(i) X(g) $$\rightleftharpoons$$ Y(g) + Z(g) K$$_{p1}$$ = 3
(ii) A(g) $$\rightleftharpoons$$ 2B(g) K$$_{p2}$$ = 1
If the degree of dissociation and initial concentration of both the reactants X(g) and A(g) are equal, then the ratio of the total pressure at equilibrium $$\frac{p_1}{p_2}$$ is equal to x : 1. The value of x is (Nearest integer)

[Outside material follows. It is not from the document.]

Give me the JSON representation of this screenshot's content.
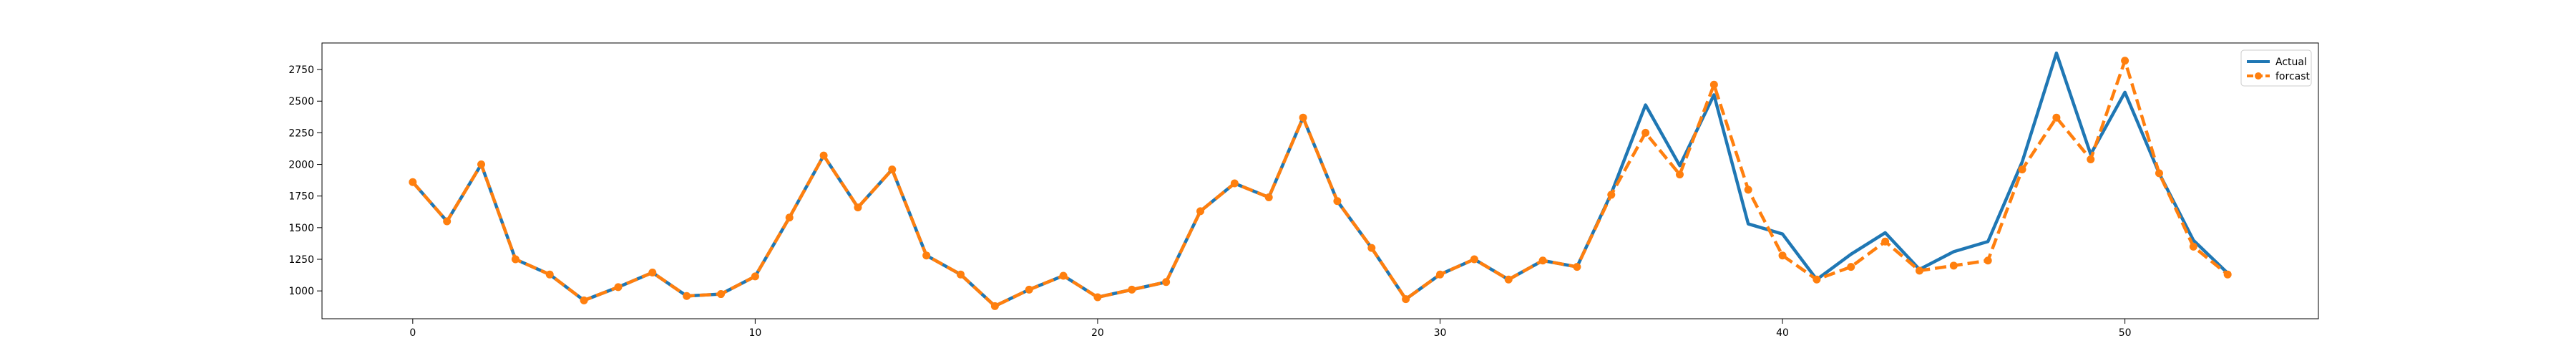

We are given two equilibrium reactions with the same degree of dissociation $$\alpha$$ and same initial concentration:

(i) $$X(g) \rightleftharpoons Y(g) + Z(g)$$, $$K_{p1} = 3$$

(ii) $$A(g) \rightleftharpoons 2B(g)$$, $$K_{p2} = 1$$

For reaction (i), starting with 1 mole of X at pressure $$P_1$$, at equilibrium: moles of X = $$1 - \alpha$$, moles of Y = $$\alpha$$, moles of Z = $$\alpha$$, total moles = $$1 + \alpha$$. The mole fractions give:

$$K_{p1} = \frac{\left(\frac{\alpha}{1+\alpha}\right)^2}{\frac{1-\alpha}{1+\alpha}} \cdot P_1 = \frac{\alpha^2 P_1}{1-\alpha^2} = 3 \quad \cdots (1)$$

For reaction (ii), starting with 1 mole of A at pressure $$P_2$$, at equilibrium: moles of A = $$1 - \alpha$$, moles of B = $$2\alpha$$, total moles = $$1 + \alpha$$. Similarly:

$$K_{p2} = \frac{\left(\frac{2\alpha}{1+\alpha}\right)^2}{\frac{1-\alpha}{1+\alpha}} \cdot P_2 = \frac{4\alpha^2 P_2}{1-\alpha^2} = 1 \quad \cdots (2)$$

Now, dividing equation (1) by equation (2), the $$\alpha^2$$ and $$(1-\alpha^2)$$ terms cancel completely because $$\alpha$$ is the same for both reactions:

$$\frac{K_{p1}}{K_{p2}} = \frac{P_1}{4P_2}$$

Substituting the given values:

$$\frac{3}{1} = \frac{P_1}{4P_2}$$

$$P_1 = 12 P_2$$

Hence, $$\frac{P_1}{P_2} = 12$$, so the answer is $$x = 12$$.